One of the things I’m always pleased to see is the number of recruiters looking to fill leadership roles in software development organisations based on soft skills in getting teams to work together nicely rather than focusing purely on their experience with hands-on development.

It seems that one of the most prevailing problems in technology organizations is that the different disciplines often view the other groups as adversaries rather than collaborators. Product managers may feel that engineers are not fulfilling delivery requirements for current and future customers, support may feel that engineers are intentionally not fixing issues that result in unfixed bugs, and engineering often feels like quality assurance is trying to tell them what they’ve done wrong.
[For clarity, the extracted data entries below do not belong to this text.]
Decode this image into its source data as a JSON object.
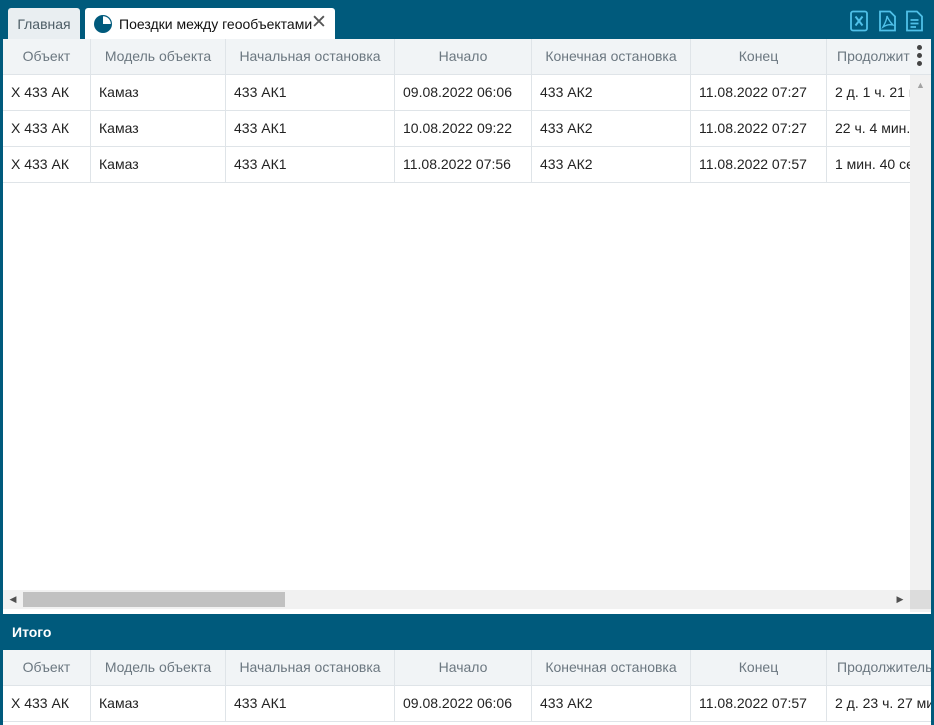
{
  "tabs": [
    {
      "label": "Главная",
      "active": false
    },
    {
      "label": "Поездки между геообъектами",
      "active": true
    }
  ],
  "tab_close_glyph": "✕",
  "export_buttons": [
    {
      "icon": "excel-export-icon"
    },
    {
      "icon": "pdf-export-icon"
    },
    {
      "icon": "document-export-icon"
    }
  ],
  "colors": {
    "brand": "#005a7c",
    "header_bg": "#f1f4f6",
    "grid_line": "#dfe4e8"
  },
  "trips_grid": {
    "columns": [
      "Объект",
      "Модель объекта",
      "Начальная остановка",
      "Начало",
      "Конечная остановка",
      "Конец",
      "Продолжит"
    ],
    "rows": [
      [
        "Х 433 АК",
        "Камаз",
        "433 АК1",
        "09.08.2022 06:06",
        "433 АК2",
        "11.08.2022 07:27",
        "2 д. 1 ч. 21 м"
      ],
      [
        "Х 433 АК",
        "Камаз",
        "433 АК1",
        "10.08.2022 09:22",
        "433 АК2",
        "11.08.2022 07:27",
        "22 ч. 4 мин."
      ],
      [
        "Х 433 АК",
        "Камаз",
        "433 АК1",
        "11.08.2022 07:56",
        "433 АК2",
        "11.08.2022 07:57",
        "1 мин. 40 се"
      ]
    ]
  },
  "total": {
    "label": "Итого",
    "columns": [
      "Объект",
      "Модель объекта",
      "Начальная остановка",
      "Начало",
      "Конечная остановка",
      "Конец",
      "Продолжитель"
    ],
    "row": [
      "Х 433 АК",
      "Камаз",
      "433 АК1",
      "09.08.2022 06:06",
      "433 АК2",
      "11.08.2022 07:57",
      "2 д. 23 ч. 27 ми"
    ]
  }
}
All of these attitudes can be either worsened or fixed based on management attitudes. I’ve worked with engineering directors who wrapped their teams in proverbial bubble wrap, only training the engineers on development methodologies such as Agile Scrum rather than including everyone involved in the product development lifecycle, not allowing any visibility into development progress or planning for other departments, delivering builds to QA with no advance communication of what will be in those builds which makes test planning exceedingly difficult, and trying to keep product management from owning requirements which makes product launch and customer relationship management nearly impossible.
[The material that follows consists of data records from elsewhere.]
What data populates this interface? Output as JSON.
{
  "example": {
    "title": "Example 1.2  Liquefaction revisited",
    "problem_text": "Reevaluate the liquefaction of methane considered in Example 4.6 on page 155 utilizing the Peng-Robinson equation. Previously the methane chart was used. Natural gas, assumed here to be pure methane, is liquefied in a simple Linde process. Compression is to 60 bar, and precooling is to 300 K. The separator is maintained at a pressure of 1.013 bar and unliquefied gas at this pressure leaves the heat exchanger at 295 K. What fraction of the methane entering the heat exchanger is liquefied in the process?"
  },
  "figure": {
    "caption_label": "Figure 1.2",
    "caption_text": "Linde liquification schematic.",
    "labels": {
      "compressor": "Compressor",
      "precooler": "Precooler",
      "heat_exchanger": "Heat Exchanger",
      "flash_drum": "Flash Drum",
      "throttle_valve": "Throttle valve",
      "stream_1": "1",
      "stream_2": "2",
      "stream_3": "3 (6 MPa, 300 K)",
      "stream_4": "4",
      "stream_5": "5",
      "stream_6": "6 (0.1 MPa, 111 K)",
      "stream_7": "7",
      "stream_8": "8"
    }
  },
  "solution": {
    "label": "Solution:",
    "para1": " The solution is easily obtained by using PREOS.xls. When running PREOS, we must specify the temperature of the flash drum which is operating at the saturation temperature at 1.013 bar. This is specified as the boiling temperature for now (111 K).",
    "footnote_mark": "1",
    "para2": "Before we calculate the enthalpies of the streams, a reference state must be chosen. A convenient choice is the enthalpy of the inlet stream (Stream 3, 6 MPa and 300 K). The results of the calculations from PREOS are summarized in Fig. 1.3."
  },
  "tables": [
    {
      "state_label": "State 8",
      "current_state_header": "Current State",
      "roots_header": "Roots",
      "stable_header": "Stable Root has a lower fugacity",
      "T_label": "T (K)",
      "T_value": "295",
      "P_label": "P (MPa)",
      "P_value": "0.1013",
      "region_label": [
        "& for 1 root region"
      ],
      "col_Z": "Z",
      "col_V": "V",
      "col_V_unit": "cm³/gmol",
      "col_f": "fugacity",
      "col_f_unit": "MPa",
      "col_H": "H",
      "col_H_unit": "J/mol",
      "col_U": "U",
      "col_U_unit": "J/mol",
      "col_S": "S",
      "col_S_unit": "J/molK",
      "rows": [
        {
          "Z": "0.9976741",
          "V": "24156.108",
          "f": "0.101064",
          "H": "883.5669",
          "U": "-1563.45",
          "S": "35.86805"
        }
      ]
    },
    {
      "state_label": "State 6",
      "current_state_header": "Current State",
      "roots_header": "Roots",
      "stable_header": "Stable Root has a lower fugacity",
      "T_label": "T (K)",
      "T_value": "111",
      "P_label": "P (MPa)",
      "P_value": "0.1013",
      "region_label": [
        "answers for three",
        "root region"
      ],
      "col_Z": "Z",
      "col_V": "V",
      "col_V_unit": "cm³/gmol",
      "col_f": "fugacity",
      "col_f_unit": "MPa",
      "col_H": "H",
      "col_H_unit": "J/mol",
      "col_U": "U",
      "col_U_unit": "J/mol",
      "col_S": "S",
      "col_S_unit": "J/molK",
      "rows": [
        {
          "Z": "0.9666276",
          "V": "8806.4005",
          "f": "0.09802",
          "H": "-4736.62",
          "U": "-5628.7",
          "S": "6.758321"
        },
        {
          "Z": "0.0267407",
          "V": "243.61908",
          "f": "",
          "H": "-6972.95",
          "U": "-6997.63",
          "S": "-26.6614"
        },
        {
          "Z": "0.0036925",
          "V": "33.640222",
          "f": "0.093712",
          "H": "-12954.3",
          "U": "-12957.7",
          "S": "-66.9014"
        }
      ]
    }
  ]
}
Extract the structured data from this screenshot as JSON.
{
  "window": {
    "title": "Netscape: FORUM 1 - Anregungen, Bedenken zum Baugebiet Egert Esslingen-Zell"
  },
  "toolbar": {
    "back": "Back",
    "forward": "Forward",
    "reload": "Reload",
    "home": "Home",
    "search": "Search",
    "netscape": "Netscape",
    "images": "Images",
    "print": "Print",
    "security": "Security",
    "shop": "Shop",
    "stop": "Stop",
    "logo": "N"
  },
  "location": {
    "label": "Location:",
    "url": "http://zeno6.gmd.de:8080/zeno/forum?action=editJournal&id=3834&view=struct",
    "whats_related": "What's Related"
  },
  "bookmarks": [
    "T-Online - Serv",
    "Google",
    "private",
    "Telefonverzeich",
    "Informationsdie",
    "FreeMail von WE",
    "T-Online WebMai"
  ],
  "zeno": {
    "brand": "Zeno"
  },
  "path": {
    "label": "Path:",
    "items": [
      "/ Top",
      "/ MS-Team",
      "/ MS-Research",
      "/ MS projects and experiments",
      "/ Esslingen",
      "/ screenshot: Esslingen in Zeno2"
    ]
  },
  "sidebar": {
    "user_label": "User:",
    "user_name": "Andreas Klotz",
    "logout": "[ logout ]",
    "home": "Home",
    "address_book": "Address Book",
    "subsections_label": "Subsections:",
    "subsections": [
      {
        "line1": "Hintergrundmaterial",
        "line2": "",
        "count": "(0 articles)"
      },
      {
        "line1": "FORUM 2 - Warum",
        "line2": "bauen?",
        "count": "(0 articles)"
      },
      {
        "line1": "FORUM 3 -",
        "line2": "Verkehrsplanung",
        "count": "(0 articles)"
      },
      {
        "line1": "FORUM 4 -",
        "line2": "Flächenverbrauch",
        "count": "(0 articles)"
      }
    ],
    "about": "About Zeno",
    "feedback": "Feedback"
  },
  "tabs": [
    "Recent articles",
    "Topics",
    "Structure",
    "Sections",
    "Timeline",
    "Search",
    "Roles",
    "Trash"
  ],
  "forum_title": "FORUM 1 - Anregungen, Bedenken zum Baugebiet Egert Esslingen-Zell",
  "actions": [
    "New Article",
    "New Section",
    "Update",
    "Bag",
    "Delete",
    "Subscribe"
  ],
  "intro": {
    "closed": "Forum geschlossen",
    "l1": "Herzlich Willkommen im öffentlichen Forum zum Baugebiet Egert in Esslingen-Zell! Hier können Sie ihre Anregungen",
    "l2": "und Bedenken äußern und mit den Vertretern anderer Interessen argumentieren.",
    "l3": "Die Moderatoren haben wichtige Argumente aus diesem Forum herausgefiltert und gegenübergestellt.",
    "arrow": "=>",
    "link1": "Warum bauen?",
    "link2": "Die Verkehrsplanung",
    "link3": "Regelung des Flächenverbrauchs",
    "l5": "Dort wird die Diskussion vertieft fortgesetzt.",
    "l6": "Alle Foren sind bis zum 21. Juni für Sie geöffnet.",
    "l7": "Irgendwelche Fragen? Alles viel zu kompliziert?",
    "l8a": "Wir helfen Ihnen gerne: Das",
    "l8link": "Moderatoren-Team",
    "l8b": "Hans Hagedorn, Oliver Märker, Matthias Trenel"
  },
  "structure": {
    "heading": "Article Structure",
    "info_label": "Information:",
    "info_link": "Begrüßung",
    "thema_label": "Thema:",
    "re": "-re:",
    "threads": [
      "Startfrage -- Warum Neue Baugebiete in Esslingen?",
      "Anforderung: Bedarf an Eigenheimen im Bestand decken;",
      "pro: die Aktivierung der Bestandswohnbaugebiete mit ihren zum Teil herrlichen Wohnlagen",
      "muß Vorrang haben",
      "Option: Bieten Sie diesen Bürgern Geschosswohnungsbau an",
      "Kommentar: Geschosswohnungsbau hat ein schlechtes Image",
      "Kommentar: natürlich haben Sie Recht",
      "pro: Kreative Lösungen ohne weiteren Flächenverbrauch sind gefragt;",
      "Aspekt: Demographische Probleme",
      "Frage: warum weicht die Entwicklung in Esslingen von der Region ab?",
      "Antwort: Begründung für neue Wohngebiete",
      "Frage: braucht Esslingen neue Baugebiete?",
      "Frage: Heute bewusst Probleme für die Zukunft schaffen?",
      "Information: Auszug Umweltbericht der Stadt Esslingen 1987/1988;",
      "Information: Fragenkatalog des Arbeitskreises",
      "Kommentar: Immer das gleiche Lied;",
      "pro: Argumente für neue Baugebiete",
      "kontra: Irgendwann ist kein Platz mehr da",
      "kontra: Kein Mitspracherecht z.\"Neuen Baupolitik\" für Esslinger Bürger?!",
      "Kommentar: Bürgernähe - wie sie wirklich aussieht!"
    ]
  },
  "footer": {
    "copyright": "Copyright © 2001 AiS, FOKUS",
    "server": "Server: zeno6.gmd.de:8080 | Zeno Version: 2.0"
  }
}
Some of the steps that can be taken to improve these problems is having the groups sitting with each other in the offices, having product management, QA and documentation attend the SCRUM stand-ups or development status meetings, have the team members start giving lunchtime presentations talking about what they’re working on, and develop stronger understanding among the different teams around the needs and successes of their customers.

By changing attitudes towards collaboration rather than competition, I’ve seen productivity, product quality, schedules, and morale all improve dramatically. The ability to get teams working together is a very important trait  and is often more important than technical leadership at the director level.